Apple’s example is instructive. Even though it was widely believed that Apple acted within the law in connection with its limited disclosures about Mr. Jobs’ health, its stock price still suffered because investors were uncertain about the company’s future. Moreover, there could come a point when information about an executive’s personal life does become “material” to investors, and the company’s failure to disclose that information could make the company’s other statements or disclosures misleading. See SEC Rule 12b-20 (17 C.F.R. § 240.12b-20.)
To avoid the charge, even if only in the media, that a company has misled investors, and to avoid a drop in the company’s stock price accompanying market uncertainty, boards and counsel might consider whether and when to disclose otherwise personal matters of the company’s chief executive or controlling shareholders. If members of the board come to view the CEO’s health or marital status a risk factor for the company, many investors may too, and disclosure may become advisable. No company wants to be the first to settle a civil enforcement action with the SEC, or a claim by investors, over the failure to make just such a disclosure.

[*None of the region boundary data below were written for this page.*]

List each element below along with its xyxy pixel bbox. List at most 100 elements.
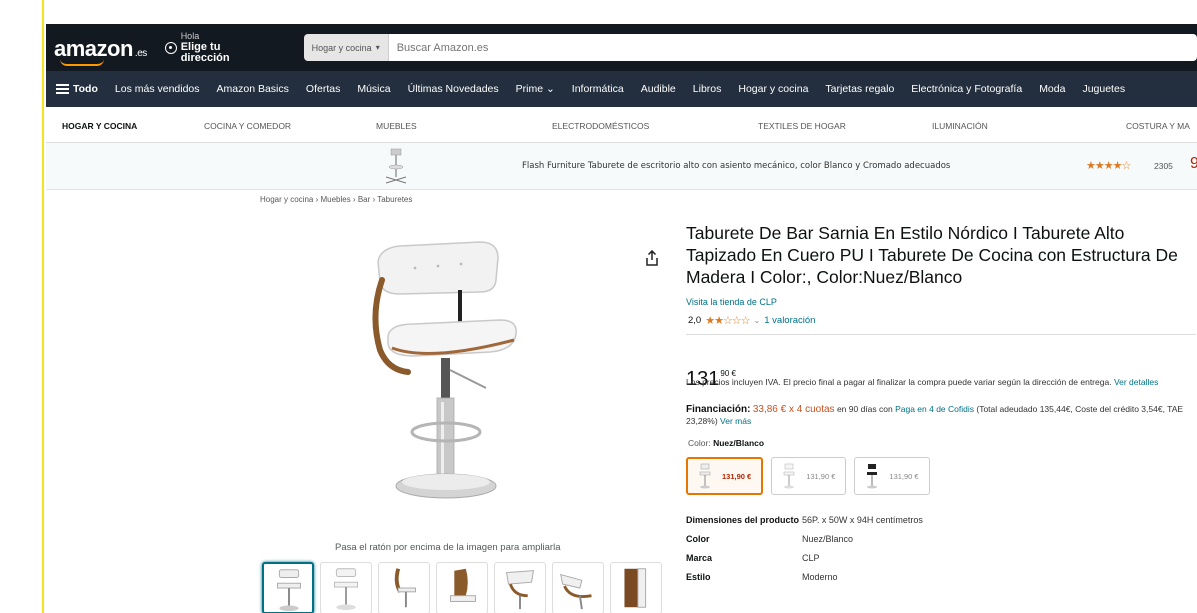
rating-summary: 2,0 ★★☆☆☆ ⌄ 1 valoración [688,314,815,327]
sub-nav: Todo Los más vendidos Amazon Basics Ofer… [46,71,1197,107]
spec-row: Dimensiones del producto 56P. x 50W x 94… [686,514,923,526]
spec-value: CLP [802,553,820,563]
variant-option-black[interactable]: 131,90 € [854,457,930,495]
thumbnail-strip [262,562,662,613]
rating-stars-icon[interactable]: ★★☆☆☆ [705,314,750,327]
category-costura[interactable]: COSTURA Y MA [1126,121,1190,131]
spec-value: Moderno [802,572,838,582]
logo-tld: .es [134,47,147,59]
subnav-item-prime[interactable]: Prime ⌄ [516,83,555,95]
location-pin-icon [164,41,177,54]
search-category-label: Hogar y cocina [311,42,372,53]
all-menu-button[interactable]: Todo [56,82,98,96]
ad-rating-count: 2305 [1154,161,1173,171]
amazon-logo[interactable]: amazon .es [54,32,147,66]
category-muebles[interactable]: MUEBLES [376,121,417,131]
tax-text: Los precios incluyen IVA. El precio fina… [686,377,1112,387]
subnav-item-tarjetas[interactable]: Tarjetas regalo [825,83,894,95]
share-icon[interactable] [645,250,659,266]
category-bar: HOGAR Y COCINA COCINA Y COMEDOR MUEBLES … [46,107,1197,143]
category-iluminacion[interactable]: ILUMINACIÓN [932,121,988,131]
caret-down-icon: ▾ [375,43,380,52]
spec-key: Dimensiones del producto [686,515,800,525]
logo-text: amazon [54,35,133,61]
thumbnail-2[interactable] [320,562,372,613]
financing-provider-link[interactable]: Paga en 4 de Cofidis [895,404,974,414]
subnav-item-moda[interactable]: Moda [1039,83,1065,95]
subnav-item-informatica[interactable]: Informática [572,83,624,95]
thumbnail-7[interactable] [610,562,662,613]
ad-price: 9 [1190,155,1197,172]
address-choose: Elige tu dirección [180,41,230,64]
ad-text: Flash Furniture Taburete de escritorio a… [522,161,951,171]
spec-value: 56P. x 50W x 94H centímetros [802,515,923,525]
subnav-item-bestsellers[interactable]: Los más vendidos [115,83,200,95]
left-accent-strip [0,0,44,613]
top-margin [46,0,1197,24]
store-link[interactable]: Visita la tienda de CLP [686,297,777,307]
variant-stool-icon [867,464,878,489]
product-main-image[interactable] [330,220,570,520]
variant-price: 131,90 € [806,471,836,481]
tax-info: Los precios incluyen IVA. El precio fina… [686,377,1197,389]
rating-count-link[interactable]: 1 valoración [764,315,815,326]
color-variants: 131,90 € 131,90 € 131,90 € [686,457,930,495]
spec-row: Estilo Moderno [686,571,923,583]
subnav-item-audible[interactable]: Audible [641,83,676,95]
thumbnail-5[interactable] [494,562,546,613]
thumbnail-6[interactable] [552,562,604,613]
variant-option-light[interactable]: 131,90 € [771,457,847,495]
rating-dropdown-icon[interactable]: ⌄ [754,316,761,325]
spec-key: Marca [686,553,713,563]
subnav-item-ofertas[interactable]: Ofertas [306,83,340,95]
subnav-item-amazon-basics[interactable]: Amazon Basics [217,83,289,95]
category-hogar[interactable]: HOGAR Y COCINA [62,121,137,131]
color-value: Nuez/Blanco [713,438,765,448]
search-bar: Hogar y cocina ▾ [303,34,1197,61]
rating-value: 2,0 [688,315,702,326]
divider [686,334,1196,335]
subnav-item-electronica[interactable]: Electrónica y Fotografía [911,83,1022,95]
subnav-item-hogar[interactable]: Hogar y cocina [738,83,808,95]
variant-stool-icon [783,463,795,489]
thumbnail-1[interactable] [262,562,314,613]
color-selection: Color: Nuez/Blanco [688,438,764,448]
spec-row: Marca CLP [686,552,923,564]
product-specs: Dimensiones del producto 56P. x 50W x 94… [686,514,923,590]
financing-more-link[interactable]: Ver más [720,416,751,426]
color-label: Color: [688,438,711,448]
variant-option-white[interactable]: 131,90 € [686,457,764,495]
financing-mid: en 90 días con [836,404,893,414]
logo-smile-icon [60,59,104,66]
financing-label: Financiación: [686,404,751,415]
hamburger-icon [56,82,69,96]
top-nav: amazon .es Hola Elige tu dirección Hogar… [46,24,1197,71]
subnav-item-libros[interactable]: Libros [693,83,722,95]
financing-info: Financiación: 33,86 € x 4 cuotas en 90 d… [686,404,1197,427]
category-cocina[interactable]: COCINA Y COMEDOR [204,121,291,131]
variant-price: 131,90 € [889,471,919,481]
category-electrodomesticos[interactable]: ELECTRODOMÉSTICOS [552,121,649,131]
subnav-item-novedades[interactable]: Últimas Novedades [408,83,499,95]
subnav-item-musica[interactable]: Música [357,83,390,95]
thumbnail-3[interactable] [378,562,430,613]
variant-stool-icon [699,463,711,489]
prime-label: Prime [515,83,544,95]
subnav-item-juguetes[interactable]: Juguetes [1082,83,1125,95]
thumbnail-4[interactable] [436,562,488,613]
financing-amount: 33,86 € x 4 cuotas [752,404,835,415]
zoom-hint: Pasa el ratón por encima de la imagen pa… [335,542,561,553]
sponsored-banner[interactable]: Flash Furniture Taburete de escritorio a… [46,143,1197,190]
spec-key: Estilo [686,572,711,582]
category-textiles[interactable]: TEXTILES DE HOGAR [758,121,846,131]
ad-product-image [385,148,407,184]
search-input[interactable] [388,34,1197,61]
all-menu-label: Todo [73,83,98,95]
spec-key: Color [686,534,710,544]
tax-details-link[interactable]: Ver detalles [1114,377,1158,387]
breadcrumb[interactable]: Hogar y cocina › Muebles › Bar › Taburet… [260,195,412,204]
delivery-address[interactable]: Hola Elige tu dirección [164,31,272,64]
spec-value: Nuez/Blanco [802,534,854,544]
search-category-dropdown[interactable]: Hogar y cocina ▾ [303,34,389,61]
product-title: Taburete De Bar Sarnia En Estilo Nórdico… [686,223,1178,287]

In order even to consider making such a disclosure, though, a board must be informed of matters in its CEO’s personal life to the extent they could materially impact the company and investors. Indeed, a board could face a claim that it has shirked its duties if it does not make itself generally aware of its chief executive’s health and, in the case of a married CEO with substantial holdings in the company, whether the CEO has a prenuptial agreement with his or her spouse, and how any such agreement addresses the question of ownership of those holdings in the case of divorce.